In a statement, Bridges said that Dr Shane Reti - a National MP - had been on the committee every week and had a reporting line back to the Northland Iwi leaders Forum, which was a conduit to iwi around the country.
Bridges said other National MPs had also been actively involved in the committee.
"Other National Māori party caucus members, Jo Hayes and Harete Hipango, have been involved in shaping and analysing questions for the ERC. All National Party caucus members received a copy of the Māori coronavirus testing rates for their region when they were released by the ERC."
He added his aspiration was to make the committee accessible to as many Kiwis as possible, including input from Māori and iwi.
But not a single iwi representative has been invited to speak so far.
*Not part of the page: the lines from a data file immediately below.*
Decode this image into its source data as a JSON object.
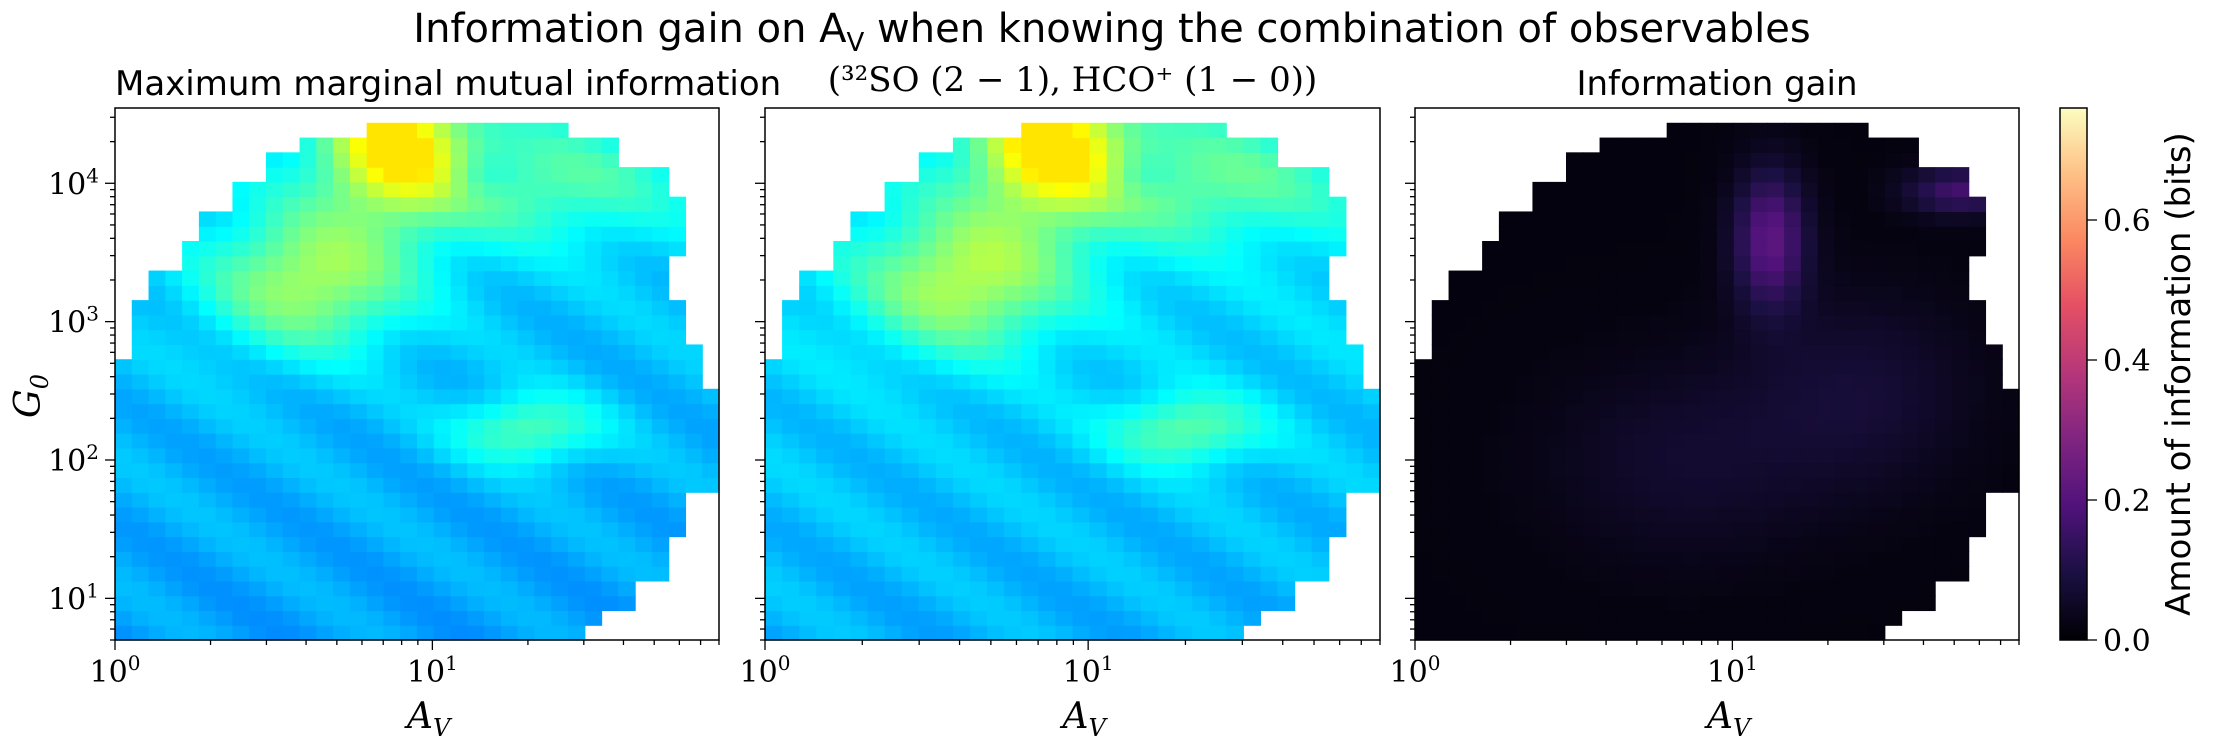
{
  "suptitle": {
    "text": "Information gain on A",
    "sub": "V",
    "rest": " when knowing the combination of observables"
  },
  "combination_title": "(³²SO (2 − 1), HCO⁺ (1 − 0))",
  "colorbar": {
    "label": "Amount of information (bits)",
    "ticks": [
      "0.0",
      "0.2",
      "0.4",
      "0.6"
    ],
    "range": [
      0,
      0.76
    ],
    "colormap": "magma"
  },
  "chart_data": [
    {
      "type": "heatmap",
      "title": "Maximum marginal mutual information",
      "xlabel": "A_V",
      "ylabel": "G_0",
      "xscale": "log",
      "yscale": "log",
      "xlim": [
        1,
        80
      ],
      "ylim": [
        5,
        35000
      ],
      "xticks": [
        "10^0",
        "10^1"
      ],
      "yticks": [
        "10^1",
        "10^2",
        "10^3",
        "10^4"
      ],
      "colormap": "jet",
      "value_range_bits": [
        0.0,
        0.45
      ],
      "regions": [
        {
          "label": "peak near A_V≈8, G_0≈2×10^4",
          "value": 0.42
        },
        {
          "label": "band A_V 3–8, G_0 10^3–10^4",
          "value": 0.33
        },
        {
          "label": "lobe A_V≈20, G_0≈150",
          "value": 0.28
        },
        {
          "label": "lower region G_0<50",
          "value": 0.12
        }
      ]
    },
    {
      "type": "heatmap",
      "title": "(³²SO (2 − 1), HCO⁺ (1 − 0))",
      "xlabel": "A_V",
      "xscale": "log",
      "yscale": "log",
      "xlim": [
        1,
        80
      ],
      "ylim": [
        5,
        35000
      ],
      "xticks": [
        "10^0",
        "10^1"
      ],
      "colormap": "jet",
      "value_range_bits": [
        0.0,
        0.45
      ],
      "regions": [
        {
          "label": "peak near A_V≈8, G_0≈2×10^4",
          "value": 0.42
        },
        {
          "label": "band A_V 3–8, G_0 10^3–10^4",
          "value": 0.34
        },
        {
          "label": "lobe A_V≈20, G_0≈150",
          "value": 0.29
        },
        {
          "label": "lower region G_0<50",
          "value": 0.13
        }
      ]
    },
    {
      "type": "heatmap",
      "title": "Information gain",
      "xlabel": "A_V",
      "xscale": "log",
      "yscale": "log",
      "xlim": [
        1,
        80
      ],
      "ylim": [
        5,
        35000
      ],
      "xticks": [
        "10^0",
        "10^1"
      ],
      "colormap": "magma",
      "value_range_bits": [
        0.0,
        0.76
      ],
      "regions": [
        {
          "label": "ridge near A_V≈15, G_0≈3×10^3",
          "value": 0.22
        },
        {
          "label": "top-right A_V≈50, G_0≈10^4",
          "value": 0.2
        },
        {
          "label": "background",
          "value": 0.02
        }
      ]
    }
  ]
}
Iwi Chairs Forum spokesperson Mike Smith said Māori suffered higher rates of chronic illnesses than other New Zealanders and were therefore particularly vulnerable to the virus.
As such, input from Māori health workers should have been urgently sought by the committee.
"We've got high vulnerabilities, including general underlying health problems, and Māori health professionals know and understand these issues and they're able to bring that lens to the discussion."
He argued that as Treaty partners, Māori should have been included at every stage.
"We haven't been invited at all which is a surprise to me and I would have expected that if the Crown was serious about its responsibilities to us and the Treaty partnership, and everything they put in our Treaty settlement agreements, then we would have been invited."
The absence of Māori voices was not lost on the government's former chief science advisor, Sir Peter Gluckman, who has been invited to speak at the committee regularly.
"Māori have shown great community and wisdom in the way that they have looked to address the problems they face. Their voice at this committee would be useful," Sir Peter said
Te Rōpū Whakakaupapa Urutā said the group would still love the opportunity to present to the committee.
Green Party co-leader and committee member Marama Davidson was keen for Te Rōpū Whakakaupapa Urutā to speak at the meeting.
She said that Māori representation had been "absolutely lacking".
"What we're hearing is that the committee would benefit from at least a whole day of focus purely on the Māori response and Māori leadership to Covid-19 so I think that is something we will continue to raise and ask for."
However, she said it was ultimately up to the committee chair Simon Bridges to decide.
"I think that he has done a decent job of hearing from across the committee and we have negotiated here and there to get a spread of viewpoints [but] it hasn't yet happened that we have had a particularly focused Māori response day at least, and so I hope that is something that we can continue to discuss at the committee."